In the past two days, he added, attempts have been made to consolidate, organize joint promotions while discussing the issues the business community is facing on daily basis.

“The Balkans can no longer be a powder keg. The Balkan countries and the whole of Southeastern Europe are the driving force of development. We need to work side by side with the EU and these initiatives are quite useful for the common good of the citizens and the business community,” said Zaev.

According to him, it would be a positive thing if these forums were to be extended with new participants, including Bulgaria and Greece.

Answering a journalist question, PM Zaev pledged to make efforts to facilitate transport communication – a requirement of the business community – in order to reduce border delays allowing better movement of people and goods.

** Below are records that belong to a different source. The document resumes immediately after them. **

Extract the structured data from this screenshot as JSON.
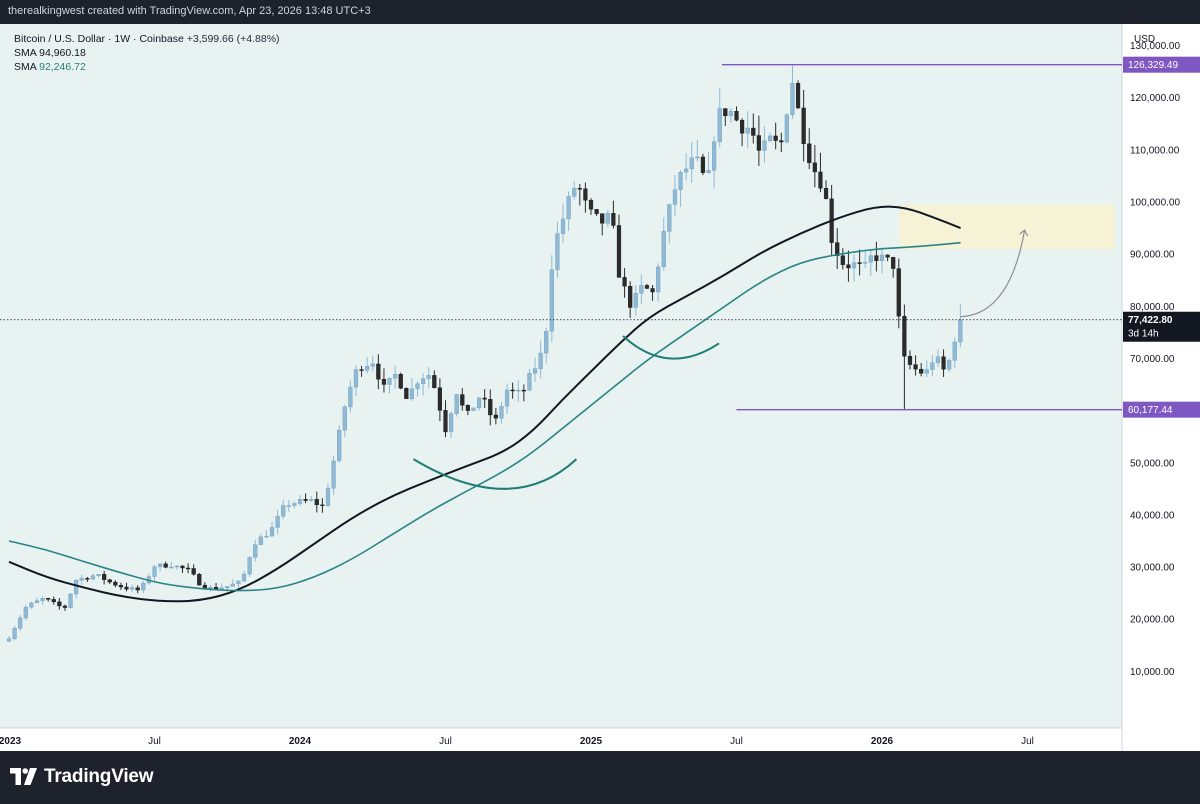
{
  "header": {
    "credit": "therealkingwest created with TradingView.com, Apr 23, 2026 13:48 UTC+3"
  },
  "legend": {
    "symbol": "Bitcoin / U.S. Dollar · 1W · Coinbase",
    "change": "+3,599.66 (+4.88%)",
    "sma1_label": "SMA",
    "sma1_value": "94,960.18",
    "sma2_label": "SMA",
    "sma2_value": "92,246.72"
  },
  "price_axis": {
    "currency": "USD",
    "ticks": [
      {
        "value": 130000,
        "label": "130,000.00"
      },
      {
        "value": 120000,
        "label": "120,000.00"
      },
      {
        "value": 110000,
        "label": "110,000.00"
      },
      {
        "value": 100000,
        "label": "100,000.00"
      },
      {
        "value": 90000,
        "label": "90,000.00"
      },
      {
        "value": 80000,
        "label": "80,000.00"
      },
      {
        "value": 70000,
        "label": "70,000.00"
      },
      {
        "value": 50000,
        "label": "50,000.00"
      },
      {
        "value": 40000,
        "label": "40,000.00"
      },
      {
        "value": 30000,
        "label": "30,000.00"
      },
      {
        "value": 20000,
        "label": "20,000.00"
      },
      {
        "value": 10000,
        "label": "10,000.00"
      }
    ]
  },
  "time_axis": {
    "ticks": [
      {
        "t": 0.0,
        "label": "2023"
      },
      {
        "t": 0.5,
        "label": "Jul"
      },
      {
        "t": 1.0,
        "label": "2024"
      },
      {
        "t": 1.5,
        "label": "Jul"
      },
      {
        "t": 2.0,
        "label": "2025"
      },
      {
        "t": 2.5,
        "label": "Jul"
      },
      {
        "t": 3.0,
        "label": "2026"
      },
      {
        "t": 3.5,
        "label": "Jul"
      }
    ]
  },
  "markers": {
    "high": {
      "value": 126329.49,
      "label": "126,329.49",
      "color": "#7e57c2",
      "t_start": 2.45
    },
    "low": {
      "value": 60177.44,
      "label": "60,177.44",
      "color": "#7e57c2",
      "t_start": 2.5
    },
    "current": {
      "value": 77422.8,
      "label": "77,422.80",
      "countdown": "3d 14h",
      "color": "#131722"
    }
  },
  "colors": {
    "background": "#e8f2f1",
    "bull": "#90b9d4",
    "bear": "#2b2b2b",
    "sma1": "#131722",
    "sma2": "#2a8486",
    "zone": "#f6f2d2",
    "annotation": "#1f7d74"
  },
  "annotations": {
    "target_zone": {
      "t_start": 3.06,
      "t_end": 3.8,
      "price_top": 99500,
      "price_bottom": 91000
    },
    "arcs": [
      {
        "points": [
          [
            1.39,
            50700
          ],
          [
            1.7,
            45000
          ],
          [
            1.95,
            50700
          ]
        ]
      },
      {
        "points": [
          [
            2.11,
            74300
          ],
          [
            2.27,
            70000
          ],
          [
            2.44,
            72900
          ]
        ]
      }
    ],
    "arrow": {
      "from": [
        3.27,
        78000
      ],
      "to": [
        3.49,
        94600
      ],
      "color": "#8a8f96"
    }
  },
  "chart_data": {
    "type": "candlestick",
    "title": "Bitcoin / U.S. Dollar · 1W · Coinbase",
    "timeframe": "1W",
    "ylim": [
      0,
      138000
    ],
    "x_range": [
      0,
      3.88
    ],
    "candle_anchors": [
      [
        0.0,
        16500
      ],
      [
        0.06,
        22500
      ],
      [
        0.12,
        24000
      ],
      [
        0.19,
        22000
      ],
      [
        0.23,
        27500
      ],
      [
        0.3,
        28500
      ],
      [
        0.35,
        27000
      ],
      [
        0.4,
        26000
      ],
      [
        0.45,
        25500
      ],
      [
        0.5,
        30200
      ],
      [
        0.56,
        30400
      ],
      [
        0.62,
        29300
      ],
      [
        0.66,
        26500
      ],
      [
        0.7,
        25800
      ],
      [
        0.75,
        26300
      ],
      [
        0.8,
        27200
      ],
      [
        0.84,
        34500
      ],
      [
        0.9,
        37000
      ],
      [
        0.95,
        42000
      ],
      [
        1.0,
        42500
      ],
      [
        1.04,
        42700
      ],
      [
        1.08,
        41500
      ],
      [
        1.12,
        51500
      ],
      [
        1.16,
        62500
      ],
      [
        1.2,
        68500
      ],
      [
        1.25,
        69500
      ],
      [
        1.29,
        64000
      ],
      [
        1.33,
        67000
      ],
      [
        1.37,
        62500
      ],
      [
        1.41,
        66500
      ],
      [
        1.45,
        67000
      ],
      [
        1.5,
        56500
      ],
      [
        1.54,
        64000
      ],
      [
        1.57,
        58500
      ],
      [
        1.62,
        63000
      ],
      [
        1.67,
        57500
      ],
      [
        1.71,
        64000
      ],
      [
        1.76,
        63000
      ],
      [
        1.8,
        67500
      ],
      [
        1.84,
        72000
      ],
      [
        1.87,
        91000
      ],
      [
        1.91,
        98000
      ],
      [
        1.95,
        104000
      ],
      [
        1.99,
        98000
      ],
      [
        2.03,
        96000
      ],
      [
        2.07,
        97000
      ],
      [
        2.1,
        85000
      ],
      [
        2.14,
        80000
      ],
      [
        2.18,
        84000
      ],
      [
        2.21,
        82000
      ],
      [
        2.25,
        94000
      ],
      [
        2.29,
        103000
      ],
      [
        2.32,
        106000
      ],
      [
        2.36,
        108000
      ],
      [
        2.4,
        103000
      ],
      [
        2.43,
        116000
      ],
      [
        2.47,
        118000
      ],
      [
        2.51,
        115000
      ],
      [
        2.55,
        114000
      ],
      [
        2.58,
        109000
      ],
      [
        2.62,
        112000
      ],
      [
        2.65,
        110000
      ],
      [
        2.69,
        124000
      ],
      [
        2.72,
        115000
      ],
      [
        2.76,
        107000
      ],
      [
        2.8,
        103000
      ],
      [
        2.83,
        92000
      ],
      [
        2.87,
        88000
      ],
      [
        2.9,
        88000
      ],
      [
        2.94,
        87000
      ],
      [
        2.97,
        90000
      ],
      [
        3.0,
        89000
      ],
      [
        3.04,
        88000
      ],
      [
        3.07,
        70000
      ],
      [
        3.11,
        68000
      ],
      [
        3.15,
        67000
      ],
      [
        3.18,
        70500
      ],
      [
        3.22,
        67000
      ],
      [
        3.25,
        74000
      ],
      [
        3.27,
        77400
      ]
    ],
    "sma_series": [
      {
        "name": "SMA",
        "value": "94,960.18",
        "points": [
          [
            0.0,
            31000
          ],
          [
            0.13,
            28000
          ],
          [
            0.26,
            26000
          ],
          [
            0.39,
            24300
          ],
          [
            0.52,
            23400
          ],
          [
            0.66,
            23500
          ],
          [
            0.79,
            25500
          ],
          [
            0.92,
            29500
          ],
          [
            1.05,
            34500
          ],
          [
            1.18,
            39500
          ],
          [
            1.31,
            43500
          ],
          [
            1.44,
            46500
          ],
          [
            1.57,
            49300
          ],
          [
            1.7,
            52000
          ],
          [
            1.8,
            56000
          ],
          [
            1.9,
            62000
          ],
          [
            2.0,
            67500
          ],
          [
            2.1,
            73000
          ],
          [
            2.2,
            78000
          ],
          [
            2.33,
            82000
          ],
          [
            2.46,
            86000
          ],
          [
            2.59,
            90500
          ],
          [
            2.72,
            94000
          ],
          [
            2.85,
            97000
          ],
          [
            2.98,
            99200
          ],
          [
            3.08,
            99000
          ],
          [
            3.18,
            97000
          ],
          [
            3.27,
            95000
          ]
        ]
      },
      {
        "name": "SMA",
        "value": "92,246.72",
        "points": [
          [
            0.0,
            35000
          ],
          [
            0.13,
            33300
          ],
          [
            0.26,
            31000
          ],
          [
            0.39,
            28800
          ],
          [
            0.52,
            26800
          ],
          [
            0.66,
            25800
          ],
          [
            0.79,
            25400
          ],
          [
            0.92,
            25800
          ],
          [
            1.05,
            28000
          ],
          [
            1.18,
            31500
          ],
          [
            1.31,
            36000
          ],
          [
            1.44,
            40500
          ],
          [
            1.57,
            44500
          ],
          [
            1.7,
            48300
          ],
          [
            1.8,
            52000
          ],
          [
            1.9,
            56500
          ],
          [
            2.0,
            61000
          ],
          [
            2.1,
            65500
          ],
          [
            2.2,
            70000
          ],
          [
            2.33,
            75000
          ],
          [
            2.46,
            80000
          ],
          [
            2.59,
            85000
          ],
          [
            2.72,
            88500
          ],
          [
            2.85,
            90000
          ],
          [
            2.98,
            91000
          ],
          [
            3.08,
            91300
          ],
          [
            3.18,
            91700
          ],
          [
            3.27,
            92200
          ]
        ]
      }
    ]
  }
}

Denis Zvizdic, Chairman of the Council of Ministers of Bosnia and Herzegovina, said the summit focused on issues on better use of natural resources of the countries in the region, increase in both domestic and foreign investments in a bid to solve the most important macroeconomic problem, namely job creation, especially for young people.

“Economic cooperation and regional connectivity should remain a priority of all national governments in the Western Balkans. We are aware of our responsibility. We should aim at integrating the countries in the region themselves, and as such, the integrated region will strive towards European integration. It’s the duty of our governments,” noted Zvizdic.

Montenegro’s Premier Dusko Markovic said it was concluded at the summit to resume the practice of direct talks and intensive meetings so as to boost confidence in each other.

“It is intended to meet our goal of improving the living standards of our citizens,” he stated adding that strong support had been extended to foreign investors because ‘without their money, experience and knowledge there is no growth of our economy.’

Albanian PM Edi Rama, when asked what he had told the leaders of the Albanian political parties in Macedonia with respect to the October 29 runoff, said the meeting ‘had nothing to do with the local elections.’

“The meeting had nothing to do with the elections. Elections were held here, it’s the job of the parties in Macedonia. Albania and myself have nothing to do with them. Elections are organized in Macedonia, our neighbor and friend,” stressed Rama.

The Summit 100 brought together over 150 business leaders from Slovenia, Croatia, Macedonia, Montenegro, BiH, Albania, Serbia and Kosovo to discuss connectivity between the countries in the region in all spheres. A memorandum of mutual understanding and cooperation between was signed by the Regional platform Summit100 and the Western Balkans Chambers Investment Forum (WB6 CIF).